Viking put a 20-year damper on Mars exploration. Even when NASA did return to the Red Planet, it completely quit trying to test for living organisms directly.


But hope was in the air at Langley Research Center last week, where NASA held a two-day conference to honor the 40th anniversary of the Viking landing. After decades of pointedly not looking for it, the space agency is more optimistic than it's been since 1976 that it might find life on Mars yet.

"Every new piece of information we get about the planet seems to point to greater and greater habitability," Boston said. "It just seems more and more likely."


The issue with the Viking experiments is that they expected to find too much too soon, speaker after speaker explained over the course of the conference. Detecting life with Viking would have been a breakthrough of unprecedented proportions, and science doesn't usually happen that way.

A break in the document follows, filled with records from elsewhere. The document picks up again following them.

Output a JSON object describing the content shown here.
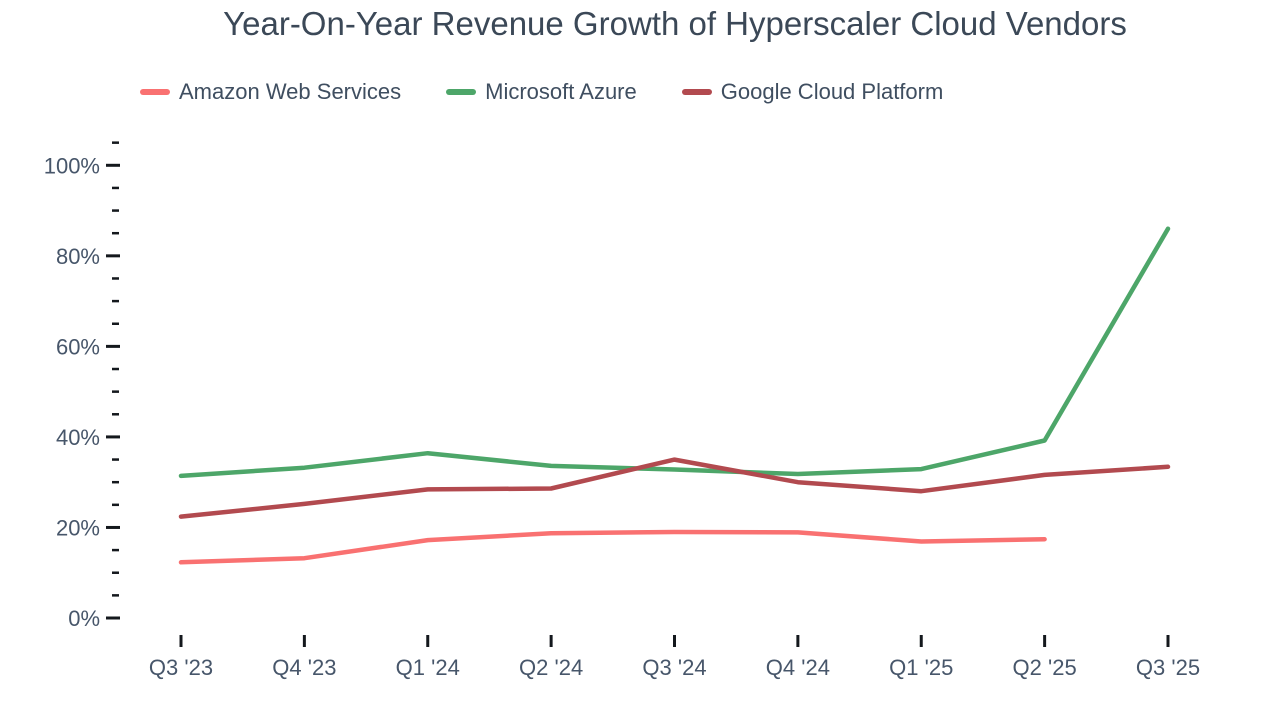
{
  "chart_data": {
    "type": "line",
    "title": "Year-On-Year Revenue Growth of Hyperscaler Cloud Vendors",
    "categories": [
      "Q3 '23",
      "Q4 '23",
      "Q1 '24",
      "Q2 '24",
      "Q3 '24",
      "Q4 '24",
      "Q1 '25",
      "Q2 '25",
      "Q3 '25"
    ],
    "series": [
      {
        "id": "aws",
        "name": "Amazon Web Services",
        "color": "#f97171",
        "values": [
          12.3,
          13.2,
          17.2,
          18.7,
          19.0,
          18.9,
          16.9,
          17.4,
          null
        ]
      },
      {
        "id": "azure",
        "name": "Microsoft Azure",
        "color": "#4da669",
        "values": [
          31.4,
          33.2,
          36.4,
          33.6,
          32.8,
          31.8,
          32.9,
          39.2,
          86.0
        ]
      },
      {
        "id": "gcp",
        "name": "Google Cloud Platform",
        "color": "#b24a4f",
        "values": [
          22.4,
          25.2,
          28.4,
          28.6,
          35.0,
          30.0,
          28.0,
          31.6,
          33.4
        ]
      }
    ],
    "y_axis": {
      "tick_labels": [
        "0%",
        "20%",
        "40%",
        "60%",
        "80%",
        "100%"
      ],
      "tick_values": [
        0,
        20,
        40,
        60,
        80,
        100
      ],
      "minor_step": 5,
      "minor_max": 105,
      "range": [
        0,
        105
      ],
      "unit": "percent"
    },
    "x_axis": {
      "label": ""
    },
    "legend": {
      "position": "top-left"
    },
    "grid": false,
    "colors": {
      "axis_ticks": "#14181d",
      "tick_text": "#47566a",
      "title_text": "#3b4857",
      "background": "#ffffff"
    },
    "line_width": 4.5
  }
}
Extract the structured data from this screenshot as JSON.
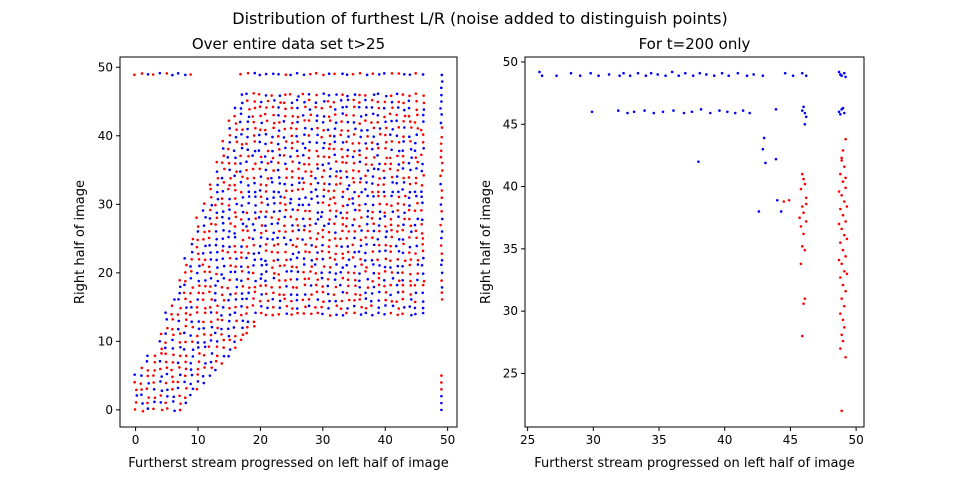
{
  "figure": {
    "suptitle": "Distribution of furthest L/R (noise added to distinguish points)"
  },
  "colors": {
    "series_a": "#0000ff",
    "series_b": "#ff0000"
  },
  "chart_data": [
    {
      "type": "scatter",
      "title": "Over entire data set t>25",
      "xlabel": "Furtherst stream progressed on left half of image",
      "ylabel": "Right half of image",
      "xlim": [
        -2.5,
        51.5
      ],
      "ylim": [
        -2.5,
        51.5
      ],
      "xticks": [
        0,
        10,
        20,
        30,
        40,
        50
      ],
      "yticks": [
        0,
        10,
        20,
        30,
        40,
        50
      ],
      "grid": false,
      "pattern": {
        "description": "integer lattice points (x,y) with 0<=x<=46, lower bound y>=x-7 and y>=14 for x>=20, upper bound rising from ~5 at x=0 to 46 at x~17; additional points at y=49 and x=49",
        "series": [
          "blue",
          "red"
        ]
      }
    },
    {
      "type": "scatter",
      "title": "For t=200 only",
      "xlabel": "Furtherst stream progressed on left half of image",
      "ylabel": "Right half of image",
      "xlim": [
        24.8,
        50.6
      ],
      "ylim": [
        20.7,
        50.4
      ],
      "xticks": [
        25,
        30,
        35,
        40,
        45,
        50
      ],
      "yticks": [
        25,
        30,
        35,
        40,
        45,
        50
      ],
      "grid": false,
      "series": [
        {
          "color": "blue",
          "points": [
            [
              25.9,
              49.2
            ],
            [
              26.1,
              48.9
            ],
            [
              27.2,
              48.9
            ],
            [
              28.3,
              49.1
            ],
            [
              29.0,
              48.9
            ],
            [
              29.8,
              49.1
            ],
            [
              30.4,
              48.9
            ],
            [
              31.2,
              49.0
            ],
            [
              32.0,
              48.9
            ],
            [
              32.3,
              49.1
            ],
            [
              32.8,
              48.9
            ],
            [
              33.4,
              49.1
            ],
            [
              34.0,
              48.9
            ],
            [
              34.4,
              49.1
            ],
            [
              34.9,
              49.0
            ],
            [
              35.5,
              48.9
            ],
            [
              36.0,
              49.2
            ],
            [
              36.5,
              48.9
            ],
            [
              37.0,
              49.1
            ],
            [
              37.6,
              48.9
            ],
            [
              38.1,
              49.1
            ],
            [
              38.6,
              49.0
            ],
            [
              39.2,
              48.9
            ],
            [
              39.8,
              49.1
            ],
            [
              40.3,
              48.9
            ],
            [
              41.0,
              49.1
            ],
            [
              41.7,
              48.9
            ],
            [
              42.2,
              49.0
            ],
            [
              42.9,
              48.9
            ],
            [
              44.6,
              49.1
            ],
            [
              45.2,
              48.9
            ],
            [
              45.9,
              49.1
            ],
            [
              46.2,
              48.9
            ],
            [
              48.7,
              49.2
            ],
            [
              48.9,
              48.9
            ],
            [
              49.1,
              49.1
            ],
            [
              49.2,
              48.8
            ],
            [
              48.8,
              49.0
            ],
            [
              29.9,
              46.0
            ],
            [
              31.9,
              46.1
            ],
            [
              32.6,
              45.9
            ],
            [
              33.1,
              46.0
            ],
            [
              33.9,
              46.1
            ],
            [
              34.6,
              45.9
            ],
            [
              35.3,
              46.0
            ],
            [
              36.1,
              46.1
            ],
            [
              36.9,
              45.9
            ],
            [
              37.5,
              46.0
            ],
            [
              38.2,
              46.2
            ],
            [
              38.9,
              45.9
            ],
            [
              39.6,
              46.1
            ],
            [
              40.2,
              46.0
            ],
            [
              40.8,
              45.9
            ],
            [
              41.4,
              46.1
            ],
            [
              41.9,
              45.9
            ],
            [
              43.9,
              46.2
            ],
            [
              45.9,
              46.1
            ],
            [
              46.1,
              45.9
            ],
            [
              46.0,
              46.4
            ],
            [
              46.2,
              45.6
            ],
            [
              46.1,
              45.0
            ],
            [
              48.7,
              46.0
            ],
            [
              48.9,
              46.2
            ],
            [
              49.1,
              45.9
            ],
            [
              49.0,
              46.3
            ],
            [
              48.8,
              45.8
            ],
            [
              43.0,
              43.9
            ],
            [
              42.9,
              43.0
            ],
            [
              43.1,
              41.9
            ],
            [
              38.0,
              42.0
            ],
            [
              43.9,
              42.2
            ],
            [
              44.0,
              38.9
            ],
            [
              42.6,
              38.0
            ],
            [
              44.3,
              38.0
            ]
          ]
        },
        {
          "color": "red",
          "points": [
            [
              49.2,
              43.8
            ],
            [
              49.0,
              42.9
            ],
            [
              48.9,
              42.1
            ],
            [
              49.1,
              41.6
            ],
            [
              48.8,
              41.0
            ],
            [
              49.0,
              40.4
            ],
            [
              49.2,
              39.9
            ],
            [
              48.9,
              39.3
            ],
            [
              49.1,
              38.8
            ],
            [
              48.8,
              38.2
            ],
            [
              49.0,
              37.7
            ],
            [
              49.2,
              37.2
            ],
            [
              48.9,
              36.6
            ],
            [
              49.1,
              36.1
            ],
            [
              48.8,
              35.5
            ],
            [
              49.0,
              34.9
            ],
            [
              49.2,
              34.4
            ],
            [
              48.9,
              33.8
            ],
            [
              49.1,
              33.2
            ],
            [
              48.8,
              32.7
            ],
            [
              49.0,
              32.1
            ],
            [
              49.2,
              31.6
            ],
            [
              48.9,
              31.0
            ],
            [
              49.1,
              30.4
            ],
            [
              48.8,
              29.8
            ],
            [
              49.0,
              29.3
            ],
            [
              49.1,
              28.7
            ],
            [
              48.9,
              28.1
            ],
            [
              49.0,
              27.6
            ],
            [
              48.8,
              27.0
            ],
            [
              49.2,
              26.3
            ],
            [
              48.9,
              22.0
            ],
            [
              48.9,
              42.3
            ],
            [
              49.2,
              40.7
            ],
            [
              48.7,
              39.6
            ],
            [
              49.3,
              38.4
            ],
            [
              48.7,
              37.0
            ],
            [
              49.3,
              35.8
            ],
            [
              48.7,
              34.1
            ],
            [
              49.3,
              33.0
            ],
            [
              45.9,
              41.0
            ],
            [
              46.1,
              40.2
            ],
            [
              45.8,
              39.8
            ],
            [
              46.2,
              39.1
            ],
            [
              45.9,
              38.4
            ],
            [
              46.0,
              37.9
            ],
            [
              46.2,
              37.2
            ],
            [
              45.8,
              36.8
            ],
            [
              46.0,
              36.2
            ],
            [
              45.9,
              35.2
            ],
            [
              46.1,
              34.9
            ],
            [
              45.8,
              33.8
            ],
            [
              46.1,
              31.0
            ],
            [
              46.0,
              30.6
            ],
            [
              45.9,
              28.0
            ],
            [
              46.0,
              40.6
            ],
            [
              46.2,
              38.6
            ],
            [
              45.7,
              37.5
            ],
            [
              44.5,
              38.8
            ],
            [
              44.9,
              38.9
            ]
          ]
        }
      ]
    }
  ]
}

Most "breakthroughs" come after years of accumulating incremental increases in knowledge.

So, for the past four decades, "we’ve engaged in creeping up on the problem," Boston said.

Some evidence in favor of a livable Mars came from the same mission that seemed to quash the possibility: Viking itself. While the two landers relayed bleak photos and disappointing data from the surface, the orbiters that were launched along with them revealed landscapes that looked strikingly like ones on our own planet.

Ellen Stofan, now NASA's chief scientist, was then a summer intern at JPL assigned to map Mangala Valles, a system of crisscrossing channels near Mars's equator.


"What was so fascinating were all these features that were so familiar from our studies of the Earth," she recalled. "Things like teardrop-shaped islands, abandoned oxbow sections of channels, features that by looking at rivers on Earth we could understand that these features on Mars had been carved by water, and in some cases by great floods of water, coursing across the Martian surface."

Images from the Viking orbiters confirmed what the Mariner 9 satellite found when it arrived at the planet five years earlier: Mars once had water, a key ingredient for the evolution of life as we know it. But that water existed hundreds of millions, perhaps even billions, of years ago, offering little promise that organisms might still exist.